# PENNY Whistle



## JoshWood (Jun 20, 2013)

Does anyone have any plans or suggestions for making a Penny Whistle or Tin Whistle? I can only find plans with people using PVC.

Thanks 

Josh.


----------



## amckenzie4 (Apr 29, 2010)

JoshWood said:


> Does anyone have any plans or suggestions for making a Penny Whistle or Tin Whistle? I can only find plans with people using PVC.
> 
> Thanks
> 
> Josh.


First off, you can't make a Tin Whistle out of wood... it kind of has to be made of tin. Otherwise it's a Wood (or PVC, or Brass) Whistle instead. 

This is the only result I found in a few minutes of searching that shows wood results:
http://www.ehow.com/how_6877469_make-wooden-penny-whistle.html

There are a whole bunch for tin: here are two.

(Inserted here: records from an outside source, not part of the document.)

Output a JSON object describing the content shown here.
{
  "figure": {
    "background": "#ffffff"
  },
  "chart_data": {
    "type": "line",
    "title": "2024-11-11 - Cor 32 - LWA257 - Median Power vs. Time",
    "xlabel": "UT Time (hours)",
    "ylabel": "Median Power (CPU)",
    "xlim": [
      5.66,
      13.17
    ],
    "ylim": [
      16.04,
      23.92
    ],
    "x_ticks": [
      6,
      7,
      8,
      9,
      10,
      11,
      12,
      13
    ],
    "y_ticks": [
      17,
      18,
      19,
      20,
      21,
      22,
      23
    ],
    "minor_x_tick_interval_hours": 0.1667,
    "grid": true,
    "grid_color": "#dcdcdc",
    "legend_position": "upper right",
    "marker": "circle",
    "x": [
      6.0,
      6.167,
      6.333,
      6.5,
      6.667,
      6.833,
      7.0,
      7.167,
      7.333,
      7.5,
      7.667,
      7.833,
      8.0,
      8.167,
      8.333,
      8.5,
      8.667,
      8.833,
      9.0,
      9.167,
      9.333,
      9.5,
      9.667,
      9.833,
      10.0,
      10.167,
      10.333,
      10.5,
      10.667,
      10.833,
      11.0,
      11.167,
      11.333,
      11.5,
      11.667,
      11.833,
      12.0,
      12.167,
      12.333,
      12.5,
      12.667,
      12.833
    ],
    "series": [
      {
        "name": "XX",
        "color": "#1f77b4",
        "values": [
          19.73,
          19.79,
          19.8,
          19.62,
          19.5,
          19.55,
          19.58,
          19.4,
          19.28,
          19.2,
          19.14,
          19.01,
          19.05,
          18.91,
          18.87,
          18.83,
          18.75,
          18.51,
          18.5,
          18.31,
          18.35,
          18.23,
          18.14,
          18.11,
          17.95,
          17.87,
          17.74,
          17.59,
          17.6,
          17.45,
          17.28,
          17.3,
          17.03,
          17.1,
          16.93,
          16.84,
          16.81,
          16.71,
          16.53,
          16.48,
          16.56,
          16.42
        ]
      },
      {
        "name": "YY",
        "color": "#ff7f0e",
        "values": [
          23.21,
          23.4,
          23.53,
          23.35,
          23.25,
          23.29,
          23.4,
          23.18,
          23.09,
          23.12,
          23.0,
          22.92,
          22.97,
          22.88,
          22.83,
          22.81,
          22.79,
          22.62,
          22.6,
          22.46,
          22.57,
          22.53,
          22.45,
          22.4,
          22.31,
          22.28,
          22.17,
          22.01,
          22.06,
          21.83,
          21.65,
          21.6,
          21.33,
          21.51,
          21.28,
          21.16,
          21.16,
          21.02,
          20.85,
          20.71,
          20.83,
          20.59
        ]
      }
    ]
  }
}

http://www.ehow.com/how_6981850_make-tin-penny-whistle.html
http://www.ehow.com/how_6741885_make-low-irish-whistle.html


----------



## MmudKatD2 (Apr 1, 2013)

Whittling Whistles: How to make music with your pocket knife by Rick Weibe. I think it had plans on carving a penny whistle and flute from wood. You can find it on Amazon for less than $10. Also has plans for carving several whistles from wood, bamboo etc.


----------